27 out of 33 Solomon Islands MPs voted to switch allegiance to China, six abstained. None voted to stick with Taiwan.However, people of the Solomon Islands are far from happy with the government’s decision. Residents in the Malaita province, who has the largest population among the islands, have requested independence from the Solomon Islands government. Many Solomon Islanders have also posted on social media expressing their disappointment in the government.

China’s dollar diplomacy has been dubbed “debt diplomacy” as well. Small countries such as the Solomon Islands are easily lured by generous grants and cheap loans. But interest rates often quickly escalate to the point where the CCP is able to demand control over resources or even territory in lieu of repayment.

That is now a problem for the Solomon Islands and its people to deal with. Given Prime Minister Sogavare’s track record, the prospect of another no-confidence vote and a swift return to Taiwan is not impossible. Kiribati will likely face similar challenges.

The U.S. Takes a Strong Pro-Taiwan Position

The United States politicians have made no secret that they are furious and plan to punish the Solomon Islands. After the severance of diplomatic ties between Taiwan and the Solomon Islands, U.S. Vice President Mike Pence swiftly canceled a planned meeting with Sogavare.

“The decision by the Solomon Islands to change its diplomatic recognition from Taiwan to the People’s Republic of China has consequences,” a senior U.S. official told Reuters. “They’re hurting a historically strong relationship by doing this… It’s a setback, and it’s prioritizing short-term gain with China over long-term commitment with the U.S.”

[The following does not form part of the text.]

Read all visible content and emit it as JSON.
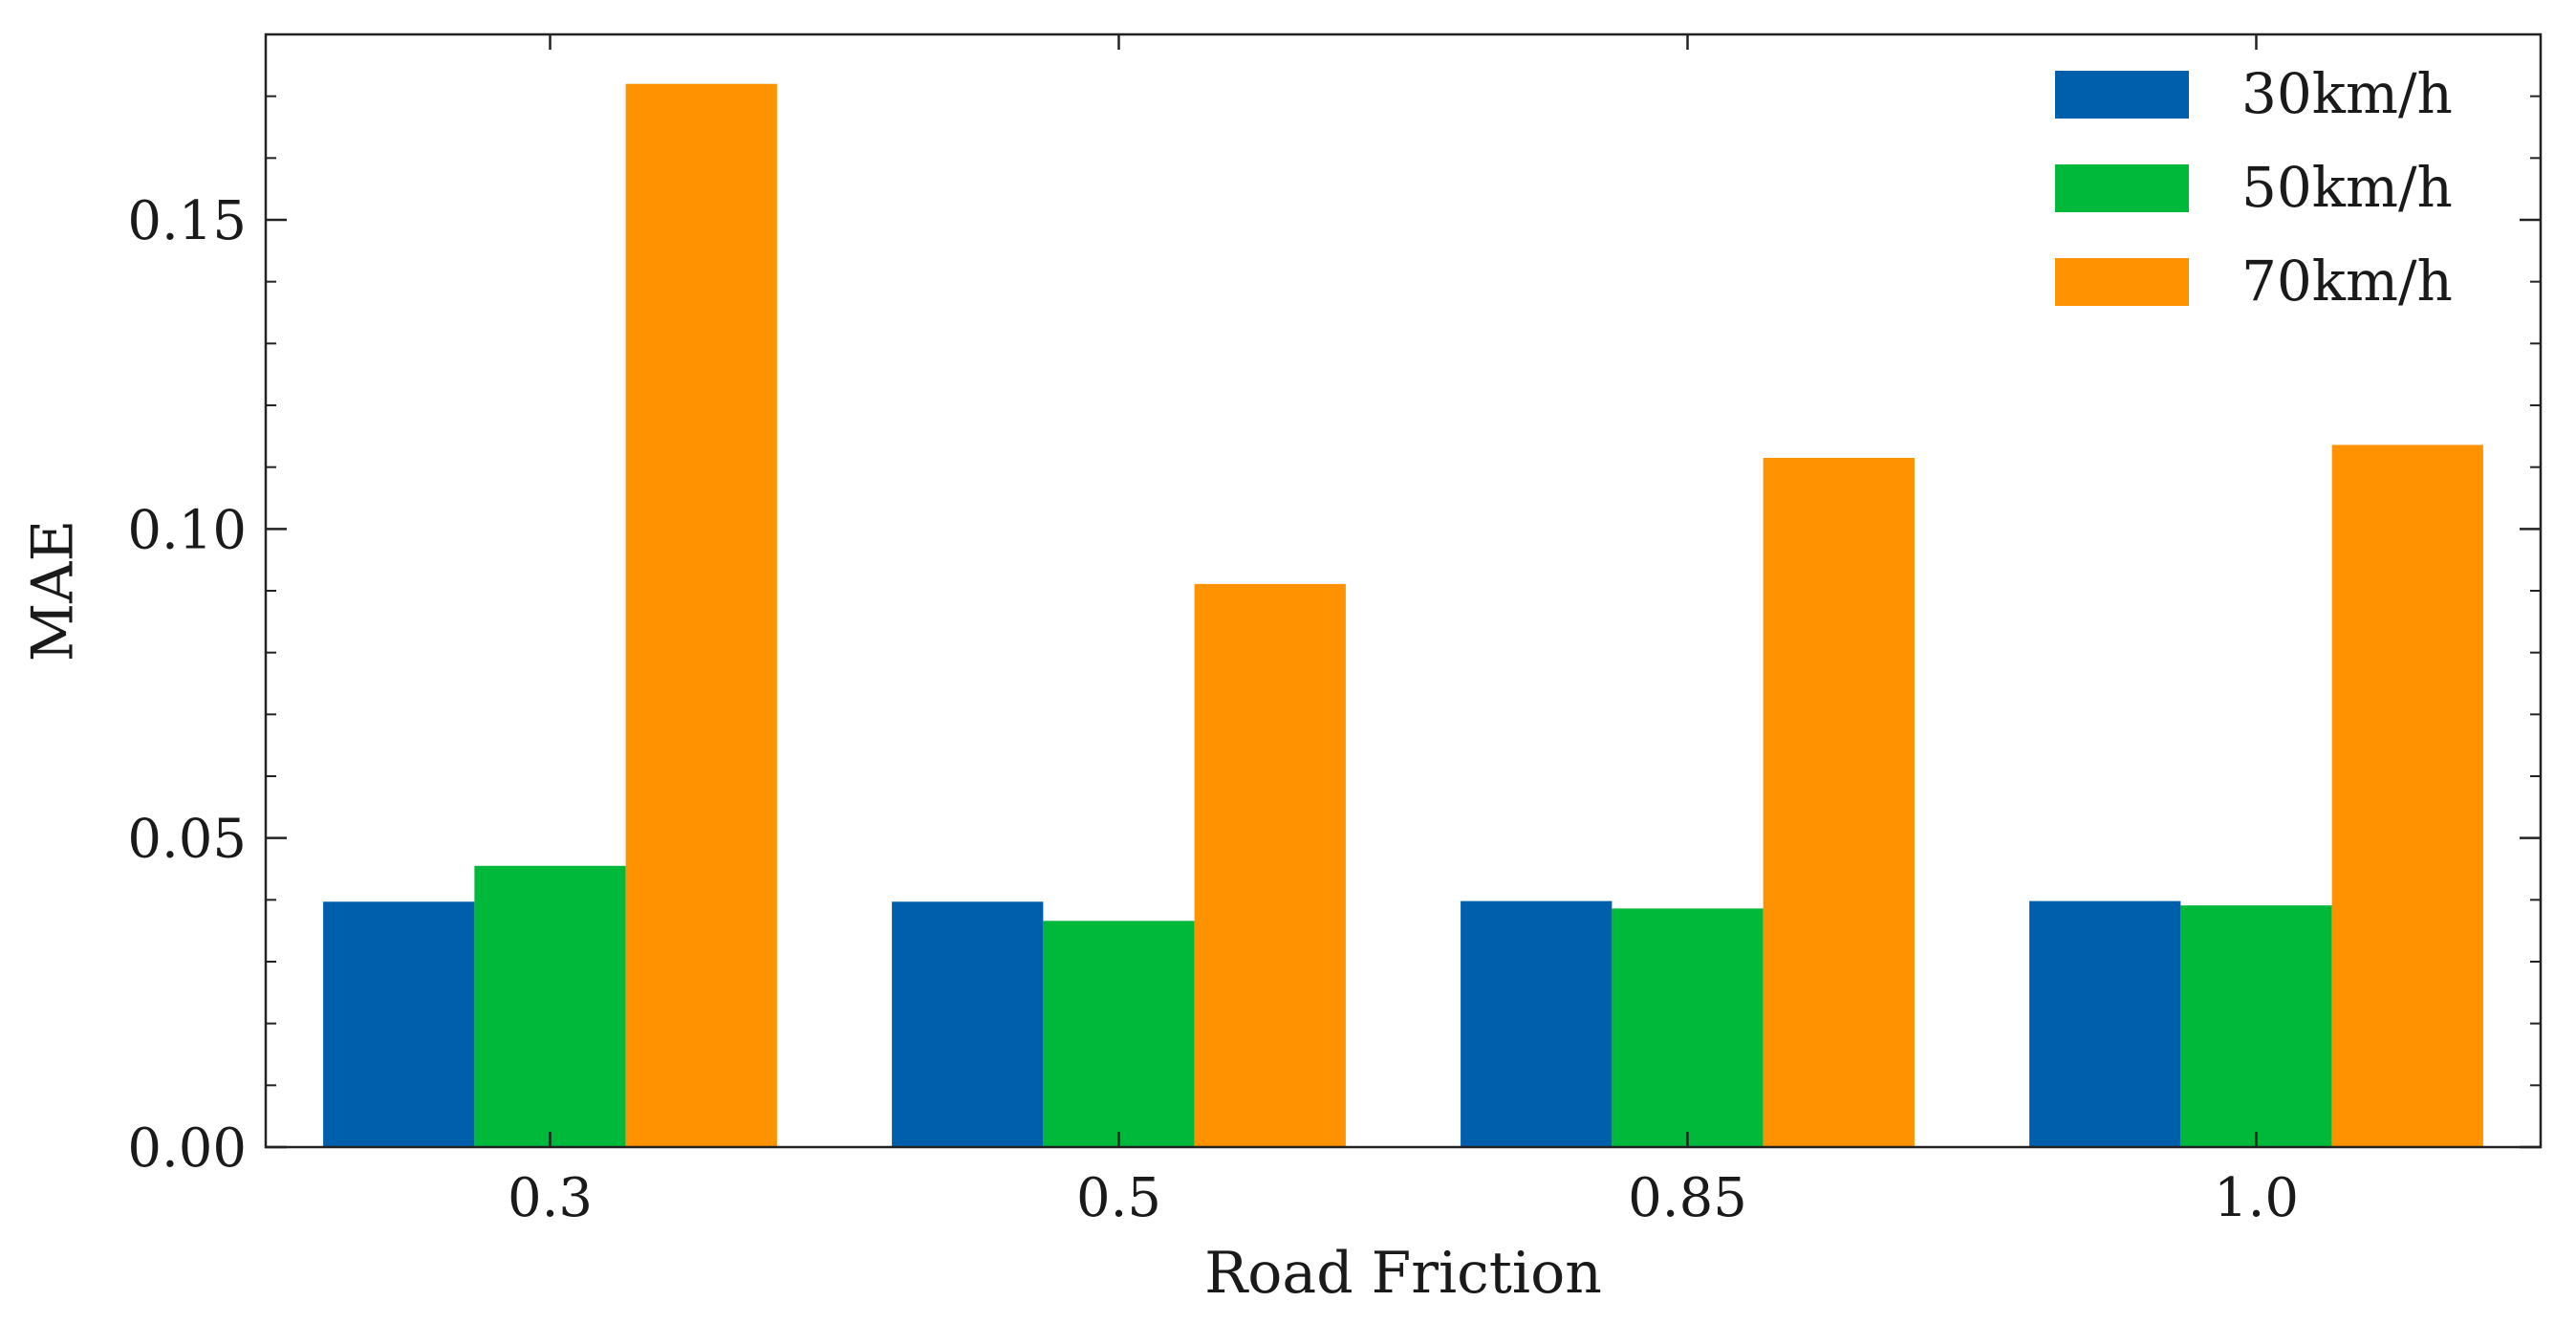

Other senior U.S. politicians have urged their government to go even further. Senator Marco Rubio has stated that he will begin to explore ways to cut off U.S. ties with the Solomon Islands and potentially end all financial assistance to the island.

The U.S.’s strong stance is not just based on its support for Taiwan. Since the Solomon Islands holds an important strategic location in the South Pacific and has both deep-water ports and airstrips, the U.S. government will want to make sure the CCP military does not gain access to these. However, if the U.S. imposes punishments that are too severe, it might push the Solomon Islands further into Communist China’s clutches.

Striking this balance is, of course, an issue for the U.S. government to decide. But what is the likely impact for Taiwan?

U.S.-Taiwan Relations Strengthened

Senator Rubio and others are also keen to shore up U.S. support for Taiwan along with condemning the Solomon Islands decision. Rubio has called for Congress to pass the bipartisan TAIPEI Act to “push back against Beijing’s bullying.”

The TAIPEI Act, or the Taiwan Allies International Protection and Enhancement Initiative, proposed to supplement or reduce U.S. diplomatic presence to “provide incentives to countries considering or taking steps to alter or downgrade ties with Taiwan.”

If passed, the legislation would be the latest in a long line of pro-Taiwan legislation passed in the U.S., including the Taiwan Travel Act and the Taiwan Assurance Act.

Taiwan’s own foreign policy has shifted towards building stronger ties with established democratic governments rather than courting smaller nations for formal diplomatic recognition. The benefits of this approach are far greater and, ironically, the loss of the Solomon Islands could result in a big diplomatic win for Taiwan in the U.S.

The reality is that the Solomon Islands and Kiribati offered little as diplomatic allies, as they have no real influence on the international stage and bring little in terms of tourism or economic investment to Taiwan. The difference between having 17, 16, or 15 such diplomatic partners is negligible.

But stronger ties with the U.S. and other democratic nations would manifest these benefits that were absent in Taiwan's alliance with the pacific islands.

Today, the U.S. is standing closer than ever to Taiwan against the threat posed by the CCP. Meanwhile, the Solomon Islands and Kiribati are now at the mercy of Beijing. While Beijing may feel that it has scored more political points over the Tsai government, Taiwan has emerged from this week in a stronger position, despite the loss of longtime allies.